Back to the walk, and onward up the High Street, you’ll find the City Chambers on your right hand side, which were at one point home to the Edinburgh constabulary. Opposite is the Mercat Cross, site of the oldest market and designated location for royal proclamations, and in behind St Giles Cathedral sits Parliament House, built in 1639 and home to the Scottish Parliament until the union in 1707, and now home to the courts. This is where the young James Boswell touted for business, when he wasn’t roaming the streets of Edinburgh looking for other sorts of business.
And then there’s St Giles Cathedral itself of course, a beautiful church, but to my horror, they have started charging for admission –by asking for a compulsory ‘voluntary’ donation. Excuse me while I get on my high horse for a moment. I fundamentally object to being asked to pay to enter a church. I do understand that the upkeep of every one, small and large, costs a small fortune, but they are essentially places of worship, and should be open to all, encouraging people to take a moment to think or meditate or pray, and not have to pay for the privilege.
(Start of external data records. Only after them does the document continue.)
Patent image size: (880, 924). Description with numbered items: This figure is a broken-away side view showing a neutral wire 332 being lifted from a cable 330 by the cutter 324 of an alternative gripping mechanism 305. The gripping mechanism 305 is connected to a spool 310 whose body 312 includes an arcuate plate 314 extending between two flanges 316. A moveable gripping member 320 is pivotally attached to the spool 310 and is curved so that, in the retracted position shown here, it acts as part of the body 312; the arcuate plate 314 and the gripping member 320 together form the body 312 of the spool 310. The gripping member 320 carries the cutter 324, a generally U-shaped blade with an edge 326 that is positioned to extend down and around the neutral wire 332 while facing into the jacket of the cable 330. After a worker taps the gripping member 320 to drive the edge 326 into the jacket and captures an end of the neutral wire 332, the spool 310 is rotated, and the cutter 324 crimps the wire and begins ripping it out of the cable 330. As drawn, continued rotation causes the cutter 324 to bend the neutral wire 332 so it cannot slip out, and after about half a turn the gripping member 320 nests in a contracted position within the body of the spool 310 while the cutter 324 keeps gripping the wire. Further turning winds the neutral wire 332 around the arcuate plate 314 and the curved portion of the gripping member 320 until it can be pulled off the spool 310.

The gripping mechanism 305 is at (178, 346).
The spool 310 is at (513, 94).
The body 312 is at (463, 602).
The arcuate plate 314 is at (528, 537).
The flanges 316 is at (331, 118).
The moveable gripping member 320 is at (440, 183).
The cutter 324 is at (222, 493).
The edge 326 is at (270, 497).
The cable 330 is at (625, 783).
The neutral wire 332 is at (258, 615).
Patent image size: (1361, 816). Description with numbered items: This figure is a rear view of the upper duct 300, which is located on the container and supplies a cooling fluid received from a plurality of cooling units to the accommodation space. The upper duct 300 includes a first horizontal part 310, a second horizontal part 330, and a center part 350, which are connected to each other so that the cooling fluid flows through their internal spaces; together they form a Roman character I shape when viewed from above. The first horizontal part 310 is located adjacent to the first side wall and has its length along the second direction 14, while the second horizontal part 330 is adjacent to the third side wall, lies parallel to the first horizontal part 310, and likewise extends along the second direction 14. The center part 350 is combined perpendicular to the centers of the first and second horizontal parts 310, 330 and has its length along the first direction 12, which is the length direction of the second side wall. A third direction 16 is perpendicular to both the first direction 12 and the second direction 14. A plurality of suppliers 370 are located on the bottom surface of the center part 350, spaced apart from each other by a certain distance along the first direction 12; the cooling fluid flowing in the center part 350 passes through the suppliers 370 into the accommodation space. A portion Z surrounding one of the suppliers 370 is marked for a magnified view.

Okay, having leapt agilely off my soap box, it’s on up to St James’s Court in the Lawnmarket. This is a lovely little place to wander, and to imagine yourself in Edinburgh at the height of the Enlightenment, when the likes of James Boswell, Adam Smith and David Hume lived and worked here, drinking in the taverns that occupied the ground floor of the tenement blocks, and living up the close. There’s a plaque marking one of the places where Boswell stayed with his long-suffering wife, and in Lady Stair’s House is the Writer’s Museum (yes, it’s free!) which mostly commemorates Stevenson but is worth visiting because it’s such an amazing example of an old town house. It also has a cabinet made by Deacon Brodie. One theory I’ve heard recently suggests that the Scottish Enlightenment happened because the Old Town forced everyone, intellectuals, merchants, labourers, lawyers and doctors, all to live in such forced proximity in the tenements, some of which were six or seven stories high. I am not sure how convinced I am by this, but it’s an interesting take on a fascinating period in Scotland’s history.
Also located here is Gladstone’s Land, an absolutely brilliant National Trust property which shows over a number of floors a ‘typical’ Old Town tenement (not free, but worth it) but sadly it was closed when I was there.
And finally, in the shadow of the castle, is the Ensign Ewart, the highest pub in Edinburgh and one of the oldest. The pub itself dates back to 1680, but the current name is more recent, a tribute to Ensign Charles Ewart, who captured the regimental eagle of the French 45th Regiment of the Line at the Battle of Waterloo. To be honest, I preferred the Jolly Judge as a pitstop, a snug cellar bar just of St James’s Court.
So there you have it. If you’re looking for a compact city walk providing oodles of history, architecture and atmosphere, look no further than Edinburgh’s Old Town. Just don’t expect to have it to yourself!